Impressions: The Metrics Clients Love and the Measurement Standard We Need to Stop Abusing!

  • June 26, 2019
  • Fran Stephenson
  • 4 min read
People forming the shape of the Earth's continents

Impressions are becoming an increasingly attractive metric for clients who are trying to distance themselves from using the outdated Advertising Value Equivalencies (AVE).

It’s hard not to love a metric that has the ability to be gleaned from websites, digital publications and every social media channel we’re using. But guess what? The way many organizations are reporting impressions today is as convoluted and inaccurate as the AVEs are.

How did we get to the point where impressions became the answer to all our measurement problems? 

The Rise of Impressions in Reporting

Digital advertising is the first place I recall seeing this metric used. Particularly when paid media teams began to report on digital success.  In some ways, we traded circulation figures which were used in print magazines and newspapers for impressions. The difference is that circulation figures were careful vetted by an audit board. A third party verified that you sold the number of magazines you said you sold. There is no such third party for today’s digital publications. We are reliant on in-built tools that report page views, impressions and others.  

At some point, someone got the brilliant idea to add them all up. It’s a bigger number, it’s more impressive and summarizing a campaign is so much easier with a single large number. Clients love it! Donors are impressed. Awards panels say wow!
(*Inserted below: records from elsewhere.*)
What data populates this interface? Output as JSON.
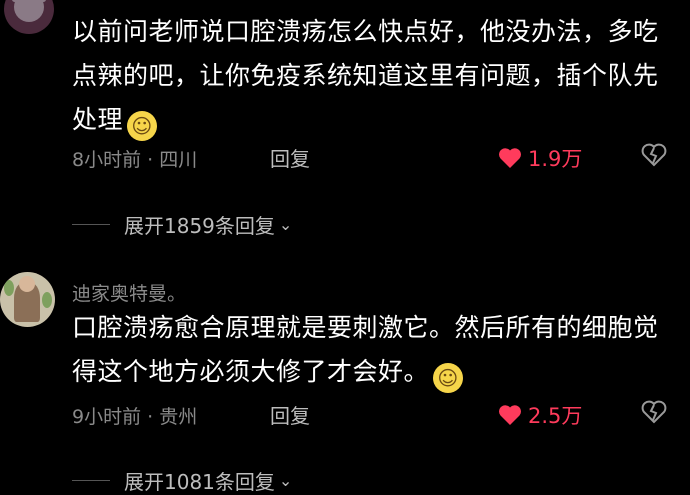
{
  "comments": [
    {
      "text": "以前问老师说口腔溃疡怎么快点好，他没办法，多吃点辣的吧，让你免疫系统知道这里有问题，插个队先处理",
      "emoji": "smile-face",
      "meta": "8小时前 · 四川",
      "reply_label": "回复",
      "likes": "1.9万",
      "expand_label": "展开1859条回复"
    },
    {
      "username": "迪家奥特曼。",
      "text": "口腔溃疡愈合原理就是要刺激它。然后所有的细胞觉得这个地方必须大修了才会好。",
      "emoji": "smile-face",
      "meta": "9小时前 · 贵州",
      "reply_label": "回复",
      "likes": "2.5万",
      "expand_label": "展开1081条回复"
    }
  ],
  "colors": {
    "like": "#ff3b5c",
    "secondary_text": "#8a8a8a",
    "background": "#000000"
  }
}
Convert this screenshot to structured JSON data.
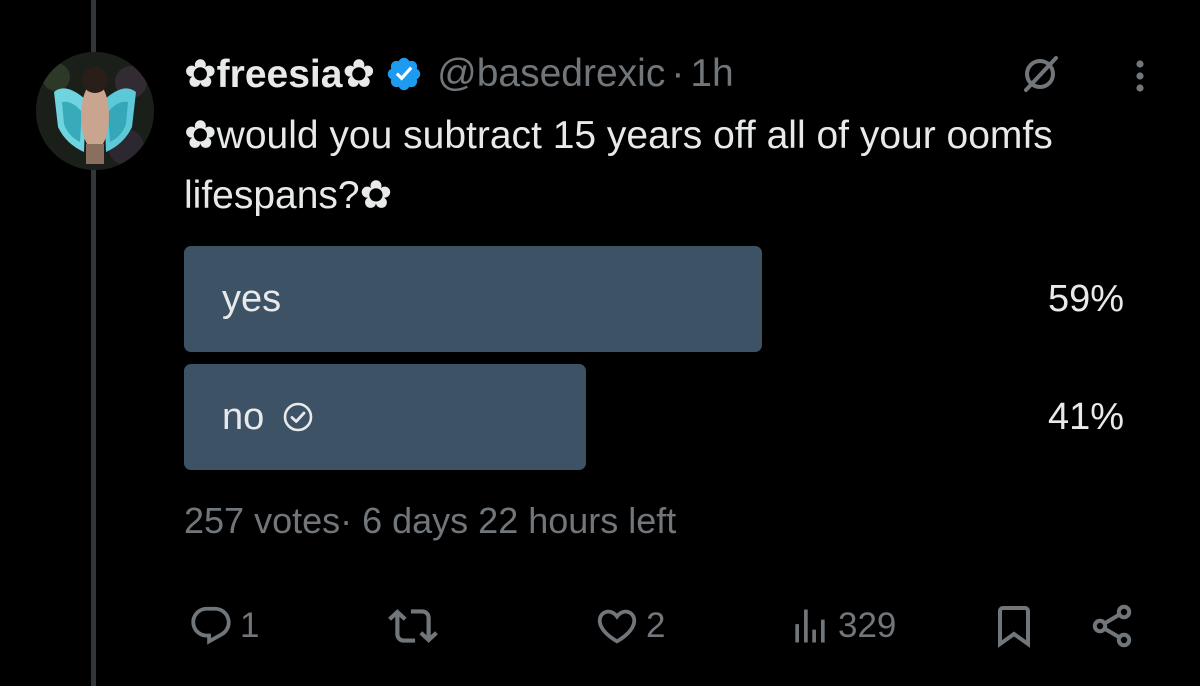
{
  "tweet": {
    "display_name": "✿freesia✿",
    "handle": "@basedrexic",
    "separator": "·",
    "time": "1h",
    "text": "✿would you subtract 15 years off all of your oomfs lifespans?✿",
    "colors": {
      "background": "#000000",
      "text": "#e7e9ea",
      "muted": "#71767b",
      "verified": "#1d9bf0",
      "poll_bar": "#3e5265"
    },
    "icons": {
      "verified": "verified-badge-icon",
      "grok": "grok-icon",
      "more": "more-vertical-icon"
    }
  },
  "poll": {
    "options": [
      {
        "label": "yes",
        "percent_text": "59%",
        "fraction": 0.59,
        "selected": false
      },
      {
        "label": "no",
        "percent_text": "41%",
        "fraction": 0.41,
        "selected": true
      }
    ],
    "meta": "257 votes· 6 days 22 hours left"
  },
  "actions": {
    "reply_count": "1",
    "retweet_count": "",
    "like_count": "2",
    "views_count": "329",
    "icons": [
      "reply-icon",
      "retweet-icon",
      "like-icon",
      "views-icon",
      "bookmark-icon",
      "share-icon"
    ]
  }
}
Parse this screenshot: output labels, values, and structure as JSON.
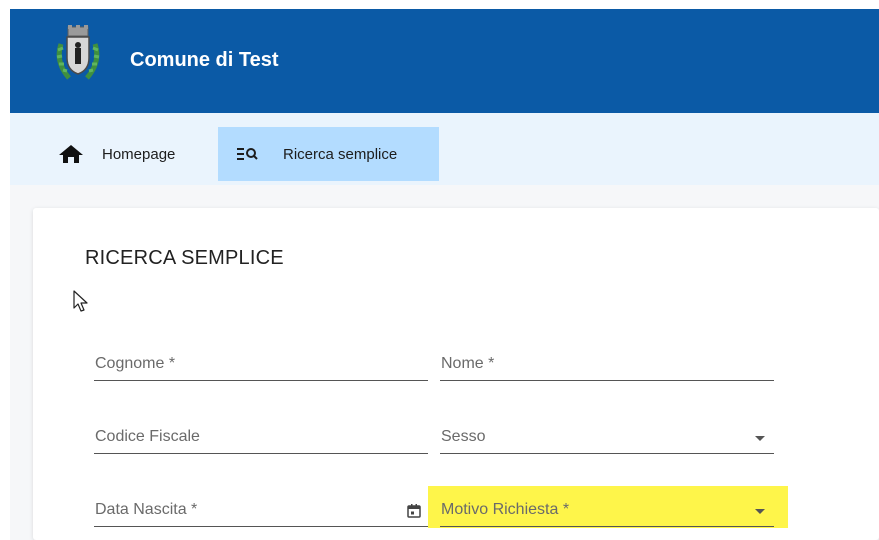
{
  "header": {
    "title": "Comune di Test",
    "logo": "municipal-coat-of-arms",
    "background_color": "#0b5aa6"
  },
  "nav": {
    "background_color": "#eaf4fd",
    "items": [
      {
        "label": "Homepage",
        "icon": "home-icon",
        "active": false
      },
      {
        "label": "Ricerca semplice",
        "icon": "list-search-icon",
        "active": true,
        "active_color": "#b3dcff"
      }
    ]
  },
  "page": {
    "title": "RICERCA SEMPLICE"
  },
  "form": {
    "cognome": {
      "label": "Cognome *",
      "value": ""
    },
    "nome": {
      "label": "Nome *",
      "value": ""
    },
    "codice_fiscale": {
      "label": "Codice Fiscale",
      "value": ""
    },
    "sesso": {
      "label": "Sesso",
      "value": "",
      "icon": "dropdown-arrow-icon"
    },
    "data_nascita": {
      "label": "Data Nascita *",
      "value": "",
      "icon": "calendar-icon"
    },
    "motivo_richiesta": {
      "label": "Motivo Richiesta *",
      "value": "",
      "icon": "dropdown-arrow-icon",
      "highlight_color": "#fef54a"
    }
  }
}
This is the point at which the “sin of measurement” becomes widespread.  The simple math equation is almost always overinflated just for that wow moment.

How NOT to Count Impressions

When we take a series of publications and add up all the impressions to get a campaign total, that’s when we get into trouble with using the number. Here’s an example of how impressions should not be counted.  

Everyone loves football.  In July 2015, the Washington Redskins communications team released a report on the coverage they received during the previous years’ training camp.  Dan Steinberg reported on it in the Washington Post. You can read the full article here but this is the key quote that sums up the simple math we’re getting wrong with impressions.

“With the help of third-party media monitoring services Meltwater and TVEyes, the team put out a fancy 13-page report on its findings. That report determined, among other things, that there were “7,845,460,401 unique visitors of print/online coverage of the 2014 Bon Secours Washington Redskins Training Camp from July 24-Aug. 12.

That’s a big number. To put it in perspective, that’s considerably more than the population of Earth, which the Census Bureau estimates at 7.26 billion. Apparently, a lot of folks on Pluto were really interested in Colt McCoy’s progress.”

Dan Steinberg in the Washington Post

Further down in the story, the reporter shared that when he contacted one of the monitoring services, they explained that the number was a count of impressions, so anytime a person saw a story about the event, it counted.

The report concluded that the value of that media coverage was more than $76 million. 

What the report didn’t show (and what the reporter identified himself) is that during a campaign, some of your fans/followers/readers will see your message multiple times. Raw impressions don’t solve for that. If you keep adding up impressions, giving a cumulative value over time, it becomes statistically inaccurate – like more than the number of people on Earth inaccurate.

What You Can Do TODAY to Make Reporting Impressions Accurate and Meaningful

  1. What would have made the Washington Redskins team report more meaningful is taking the sum total of impressions and dividing it by the number of news stories generated to derive an average. Then next year, you do the same thing.  Is the average higher or lower?  Now you have a benchmark.
  2. Track how your total impressions move up or down over time. For example, if you log the impressions you receive each month on Facebook and it’s around 10,000 and then one month, it’s suddenly 50,000, that’s a cue to look for a reason for the sudden change. It might be a key piece of content, conversation or ad.
  3. Use impression reporting as a gateway metric to dive deeper into more meaningful measurement like engagement and engagement rate on your social channels and in digital content.  

Stop adding up those impressions because before you know it, you’ll have more impressions than there are people on Earth. And that’s out of this world.